The recommended path for most learners: start with Qiskit for the foundations (2-4 months), then add PennyLane if you find yourself working on variational algorithms, QML, or multi-backend deployments. If you know you want to focus on QML from the start, you can go PennyLane-first, but expect a steeper early ramp due to fewer beginner resources.
Start with Qiskit if you are new to quantum computing. Qiskit has more beginner resources, a larger community, more Stack Overflow answers, and more tutorials that cover the quantum computing fundamentals (gates, circuits, measurement) in depth. The IBM Learning platform, Qiskit Textbook, and dozens of courses are built around Qiskit. Once you are comfortable with quantum circuit basics and want to explore quantum machine learning or variational algorithms with PyTorch or JAX integration, add PennyLane. Many practitioners use both.
Can PennyLane use IBM quantum hardware?
Yes. PennyLane is hardware-agnostic by design and includes a Qiskit plugin (pennylane-qiskit) that lets you run PennyLane circuits on IBM's real quantum devices and simulators. You can write your circuit in PennyLane and execute it on IBM hardware without switching frameworks. This is one of PennyLane's key strengths: you can develop and test with one backend and run on another. The plugin is actively maintained by Xanadu.
Is Qiskit still the most popular quantum framework?
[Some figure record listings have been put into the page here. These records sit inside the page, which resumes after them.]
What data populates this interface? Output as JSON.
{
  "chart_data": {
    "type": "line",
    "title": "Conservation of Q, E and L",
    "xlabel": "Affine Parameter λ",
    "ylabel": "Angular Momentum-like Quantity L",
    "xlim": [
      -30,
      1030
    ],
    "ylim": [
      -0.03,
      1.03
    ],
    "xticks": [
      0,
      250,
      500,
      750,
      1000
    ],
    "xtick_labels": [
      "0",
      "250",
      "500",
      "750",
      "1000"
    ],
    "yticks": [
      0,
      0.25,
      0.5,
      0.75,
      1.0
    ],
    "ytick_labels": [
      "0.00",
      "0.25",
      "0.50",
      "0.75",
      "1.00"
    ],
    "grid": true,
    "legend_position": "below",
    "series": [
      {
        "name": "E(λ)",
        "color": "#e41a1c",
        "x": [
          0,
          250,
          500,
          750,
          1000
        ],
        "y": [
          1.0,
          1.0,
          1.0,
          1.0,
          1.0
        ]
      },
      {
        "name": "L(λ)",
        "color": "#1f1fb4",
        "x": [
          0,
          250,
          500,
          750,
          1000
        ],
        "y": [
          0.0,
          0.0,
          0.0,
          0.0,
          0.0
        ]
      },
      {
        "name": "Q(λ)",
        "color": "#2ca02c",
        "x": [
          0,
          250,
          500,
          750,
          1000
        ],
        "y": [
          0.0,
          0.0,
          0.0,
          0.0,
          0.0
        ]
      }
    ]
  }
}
Yes, by a wide margin in terms of downloads, community size, and course availability. Qiskit has over 500,000 registered users on IBM Quantum, thousands of tutorials, and the largest community on Slack and Stack Overflow. PennyLane has grown rapidly in the QML research community but remains smaller overall. For job postings that mention a specific framework, Qiskit appears far more often than PennyLane or any other framework.
Which framework has better job prospects?
Qiskit skills are currently more frequently listed in job postings for quantum computing roles. Most quantum software engineering positions that specify a framework require Qiskit or general quantum circuit knowledge. PennyLane is more valuable for quantum machine learning research roles, particularly in academic and startup settings focused on variational algorithms and differentiable quantum computing. For the broadest job market impact in 2025, learn Qiskit first. Add PennyLane if you are targeting QML specifically.